Cosa succede se ho Bitcoin in portafoglio? Dovrò dichiararli al Fisco? E ci pagherò le tasse? Le “criptovalute” non sono riconosciute praticamente in quasi alcuno stato al mondo, ad eccezione di El Salvador, dove Bitcoin è stato imposto come valuta legale a partire dal 7 settembre scorso. E questo pone problemi proprio in ordine alla tassazione dei Bitcoin in Italia, dato che lo stato italiano non li riconosce ancora formalmente.
Per prima cosa, dobbiamo sapere che investire in “criptovalute” significa nel concreto aprire un wallet presso una piattaforma exchange che tratti questo asset.

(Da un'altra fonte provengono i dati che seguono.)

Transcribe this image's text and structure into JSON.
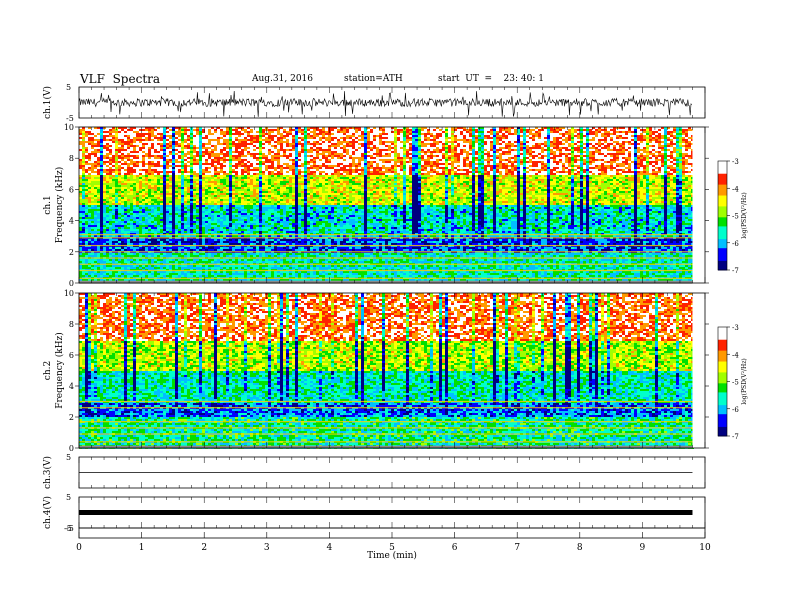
{
  "header": {
    "title": "VLF  Spectra",
    "date": "Aug.31, 2016",
    "station": "station=ATH",
    "start": "start  UT  =    23: 40: 1"
  },
  "chart_data": {
    "type": "heatmap",
    "xlabel": "Time  (min)",
    "xlim": [
      0,
      10
    ],
    "xticks": [
      "0",
      "1",
      "2",
      "3",
      "4",
      "5",
      "6",
      "7",
      "8",
      "9",
      "10"
    ],
    "data_extent_min": 9.8,
    "panels": [
      {
        "id": "ch1-waveform",
        "type": "line",
        "ylabel": "ch.1(V)",
        "ylim": [
          -5,
          5
        ],
        "yticks": [
          "5",
          "-5"
        ],
        "approx_level": 0,
        "approx_amplitude": 1.3
      },
      {
        "id": "ch1-spectrogram",
        "type": "heatmap",
        "ylabel_channel": "ch.1",
        "ylabel": "Frequency  (kHz)",
        "ylim": [
          0,
          10
        ],
        "yticks": [
          "0",
          "2",
          "4",
          "6",
          "8",
          "10"
        ],
        "colorbar": {
          "label": "log(PSD(V²/Hz)",
          "range": [
            -7,
            -3
          ],
          "ticks": [
            "-3",
            "-4",
            "-5",
            "-6",
            "-7"
          ]
        },
        "bands": [
          {
            "freq_khz": [
              7,
              10
            ],
            "log_psd": -3.5
          },
          {
            "freq_khz": [
              5,
              7
            ],
            "log_psd": -4.6
          },
          {
            "freq_khz": [
              3,
              5
            ],
            "log_psd": -5.7
          },
          {
            "freq_khz": [
              2,
              3
            ],
            "log_psd": -6.3
          },
          {
            "freq_khz": [
              0,
              2
            ],
            "log_psd": -5.6
          }
        ],
        "tone_lines_khz": [
          0.3,
          0.8,
          1.2,
          1.6,
          2.0,
          2.4,
          2.9,
          3.1
        ]
      },
      {
        "id": "ch2-spectrogram",
        "type": "heatmap",
        "ylabel_channel": "ch.2",
        "ylabel": "Frequency  (kHz)",
        "ylim": [
          0,
          10
        ],
        "yticks": [
          "0",
          "2",
          "4",
          "6",
          "8",
          "10"
        ],
        "colorbar": {
          "label": "log(PSD(V²/Hz)",
          "range": [
            -7,
            -3
          ],
          "ticks": [
            "-3",
            "-4",
            "-5",
            "-6",
            "-7"
          ]
        },
        "bands": [
          {
            "freq_khz": [
              7,
              10
            ],
            "log_psd": -3.6
          },
          {
            "freq_khz": [
              5,
              7
            ],
            "log_psd": -4.7
          },
          {
            "freq_khz": [
              3,
              5
            ],
            "log_psd": -5.6
          },
          {
            "freq_khz": [
              2,
              3
            ],
            "log_psd": -6.2
          },
          {
            "freq_khz": [
              0,
              2
            ],
            "log_psd": -5.5
          }
        ],
        "tone_lines_khz": [
          0.4,
          0.9,
          1.3,
          1.7,
          2.6,
          3.0
        ]
      },
      {
        "id": "ch3-waveform",
        "type": "line",
        "ylabel": "ch.3(V)",
        "ylim": [
          -5,
          5
        ],
        "yticks": [
          "5"
        ],
        "approx_level": 0
      },
      {
        "id": "ch4-waveform",
        "type": "line",
        "ylabel": "ch.4(V)",
        "ylim": [
          -5,
          5
        ],
        "yticks": [
          "5",
          "-5"
        ],
        "approx_level": 0
      }
    ],
    "colormap": [
      "#000080",
      "#0000ff",
      "#00bfff",
      "#00ffcc",
      "#00e000",
      "#a0ff00",
      "#ffff00",
      "#ff9900",
      "#ff2200",
      "#ffffff"
    ]
  }
}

Tassazione Bitcoin per persone fisiche
Per le persone fisiche, il discorso cambia parzialmente. Anzitutto, una cosa sarà avere investito attraverso una piattaforma di trading con sede fiscale in Italia, un’altra con una piattaforma con sede fiscale all’estero. In questo secondo caso, anche il solo possesso di Bitcoin deve essere denunciato in sede di dichiarazione dei redditi nel Quadro RW. Attenzione: l’indicazione non equivale anche all’eventuale pagamento delle imposte. Ciò è dovuto solo in relazione ad operazioni di tipo speculativo, che ai sensi del T.U.I.R. approvato con D.P.R. n.917 del 22 dicembre 1986, scattano quando si rivende un asset prelevato da un wallet con giacenza media per oltre 7 giorni lavorativi pari ad almeno 51.645,69 euro nel periodo d’imposta.
Nel caso specifico, c’è il dubbio che per giorni lavorativi s’intendano anche sabato e domenica, dato che le piattaforme exchange sono attive tutti i giorni della settimana e h24.
Ad esempio, compro 2 Bitcoin a 30.000 euro ciascuno e li rivendo a 40.000 l’uno. Sto rivendendo di fatto più dei 51.645 euro sopra indicati come soglia-limite, per cui la plusvalenza realizzata e pari a complessivi 20.000 euro è sottoposta a tassazione. Pagherò 5.200 euro, cioè il 26%.